II. La décision rendue le 2 février 2022 par le Service de la population est confirmée.
III. Un émolument judiciaire de 600 (six cents) francs est mis à la charge de A.________.
IV. Il n'est pas alloué de dépens.
Lausanne, le 24 novembre 2022
La présidente: La greffière:
Le présent arrêt est communiqué aux destinataires de l'avis d'envoi ci-joint, ainsi qu'au Secrétariat aux migrations (SEM).
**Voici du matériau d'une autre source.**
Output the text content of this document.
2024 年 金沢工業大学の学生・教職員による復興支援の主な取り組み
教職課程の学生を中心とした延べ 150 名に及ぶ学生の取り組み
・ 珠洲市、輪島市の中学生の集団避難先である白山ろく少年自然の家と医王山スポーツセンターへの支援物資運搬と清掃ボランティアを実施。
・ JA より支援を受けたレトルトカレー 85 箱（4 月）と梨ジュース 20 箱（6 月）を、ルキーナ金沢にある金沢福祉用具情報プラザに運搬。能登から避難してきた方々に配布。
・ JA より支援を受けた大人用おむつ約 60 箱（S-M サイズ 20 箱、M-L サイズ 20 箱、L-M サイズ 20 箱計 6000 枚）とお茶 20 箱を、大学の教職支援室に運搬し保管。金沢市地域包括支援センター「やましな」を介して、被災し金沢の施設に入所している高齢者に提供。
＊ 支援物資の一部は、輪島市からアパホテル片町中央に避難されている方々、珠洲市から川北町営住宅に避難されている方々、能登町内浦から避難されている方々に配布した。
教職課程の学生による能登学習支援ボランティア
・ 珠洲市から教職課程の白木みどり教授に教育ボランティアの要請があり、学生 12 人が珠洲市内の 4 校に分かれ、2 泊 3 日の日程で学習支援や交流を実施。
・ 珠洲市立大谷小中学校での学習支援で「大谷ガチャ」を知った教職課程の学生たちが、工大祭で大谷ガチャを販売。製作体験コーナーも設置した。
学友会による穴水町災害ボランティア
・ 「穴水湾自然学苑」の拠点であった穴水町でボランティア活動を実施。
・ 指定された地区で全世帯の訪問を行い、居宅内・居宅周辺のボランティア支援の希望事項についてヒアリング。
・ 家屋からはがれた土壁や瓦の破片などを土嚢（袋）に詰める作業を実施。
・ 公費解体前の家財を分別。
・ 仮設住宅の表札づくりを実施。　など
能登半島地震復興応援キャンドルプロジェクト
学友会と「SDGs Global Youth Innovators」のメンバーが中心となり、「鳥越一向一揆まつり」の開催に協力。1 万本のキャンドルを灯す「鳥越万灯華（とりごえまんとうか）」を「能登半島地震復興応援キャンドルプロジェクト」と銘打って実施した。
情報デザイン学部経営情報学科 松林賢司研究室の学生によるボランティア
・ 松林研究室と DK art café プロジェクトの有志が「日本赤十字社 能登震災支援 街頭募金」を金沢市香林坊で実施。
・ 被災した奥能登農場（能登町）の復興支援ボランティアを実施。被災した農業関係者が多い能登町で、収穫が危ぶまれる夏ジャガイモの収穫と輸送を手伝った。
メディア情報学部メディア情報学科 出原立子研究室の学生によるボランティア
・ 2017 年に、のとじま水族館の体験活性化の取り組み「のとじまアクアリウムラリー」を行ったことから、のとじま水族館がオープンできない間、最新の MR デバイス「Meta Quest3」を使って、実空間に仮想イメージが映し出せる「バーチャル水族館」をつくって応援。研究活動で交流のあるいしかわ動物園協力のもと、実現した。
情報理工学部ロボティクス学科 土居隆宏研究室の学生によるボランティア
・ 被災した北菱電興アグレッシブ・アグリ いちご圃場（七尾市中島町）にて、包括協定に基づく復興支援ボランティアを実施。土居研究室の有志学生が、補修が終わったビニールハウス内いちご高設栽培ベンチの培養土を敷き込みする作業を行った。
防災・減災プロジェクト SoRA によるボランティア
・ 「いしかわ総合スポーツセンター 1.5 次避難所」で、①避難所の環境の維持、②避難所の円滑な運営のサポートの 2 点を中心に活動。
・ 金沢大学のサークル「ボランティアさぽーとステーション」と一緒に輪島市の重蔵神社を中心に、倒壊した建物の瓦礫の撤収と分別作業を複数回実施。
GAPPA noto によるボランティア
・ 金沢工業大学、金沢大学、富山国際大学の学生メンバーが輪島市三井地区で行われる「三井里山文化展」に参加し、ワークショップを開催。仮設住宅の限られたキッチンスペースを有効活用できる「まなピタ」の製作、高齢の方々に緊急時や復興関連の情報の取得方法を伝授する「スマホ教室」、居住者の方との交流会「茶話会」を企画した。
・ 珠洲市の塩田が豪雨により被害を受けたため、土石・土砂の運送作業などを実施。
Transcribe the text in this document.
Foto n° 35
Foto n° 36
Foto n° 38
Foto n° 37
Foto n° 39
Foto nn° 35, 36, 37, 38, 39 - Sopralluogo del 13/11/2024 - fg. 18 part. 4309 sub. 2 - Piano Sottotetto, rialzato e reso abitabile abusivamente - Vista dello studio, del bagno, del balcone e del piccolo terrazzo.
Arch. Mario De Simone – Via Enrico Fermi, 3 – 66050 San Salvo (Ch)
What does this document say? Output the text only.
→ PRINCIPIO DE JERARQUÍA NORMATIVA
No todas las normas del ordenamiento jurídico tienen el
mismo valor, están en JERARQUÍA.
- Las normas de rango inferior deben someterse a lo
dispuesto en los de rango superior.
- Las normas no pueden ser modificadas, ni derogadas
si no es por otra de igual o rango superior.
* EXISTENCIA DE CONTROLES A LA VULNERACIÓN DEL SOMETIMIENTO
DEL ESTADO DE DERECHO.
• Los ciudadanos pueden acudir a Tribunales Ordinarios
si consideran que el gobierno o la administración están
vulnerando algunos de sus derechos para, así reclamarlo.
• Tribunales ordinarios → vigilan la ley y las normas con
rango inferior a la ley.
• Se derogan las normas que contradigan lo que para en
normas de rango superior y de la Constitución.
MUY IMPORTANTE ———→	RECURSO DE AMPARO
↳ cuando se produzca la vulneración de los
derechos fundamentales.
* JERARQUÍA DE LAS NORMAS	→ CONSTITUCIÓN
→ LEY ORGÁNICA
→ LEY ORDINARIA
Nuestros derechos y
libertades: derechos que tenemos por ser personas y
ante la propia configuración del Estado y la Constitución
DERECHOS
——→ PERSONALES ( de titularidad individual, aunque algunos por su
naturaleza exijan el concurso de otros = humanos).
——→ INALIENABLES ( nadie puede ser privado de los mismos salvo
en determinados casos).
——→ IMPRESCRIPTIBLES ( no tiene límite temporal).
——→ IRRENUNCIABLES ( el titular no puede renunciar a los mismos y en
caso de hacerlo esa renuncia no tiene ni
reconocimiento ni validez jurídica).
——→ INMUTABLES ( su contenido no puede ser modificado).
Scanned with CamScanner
Il peut faire l'objet, dans les trente jours suivant sa notification, d'un recours au Tribunal fédéral (Tribunal fédéral suisse, 1000 Lausanne 14). Le recours en matière de droit public s'exerce aux conditions des articles 82 ss de la loi du 17 juin 2005 sur le Tribunal fédéral (LTF - RS 173.110), le recours constitutionnel subsidiaire à celles des articles 113 ss LTF. Le mémoire de recours doit être rédigé dans une langue officielle, indiquer les conclusions, les motifs et les moyens de preuve, et être signé. Les motifs doivent exposer succinctement en quoi l’acte attaqué viole le droit. Les pièces invoquées comme moyens de preuve doivent être jointes au mémoire, pour autant qu’elles soient en mains de la partie; il en va de même de la décision attaquée.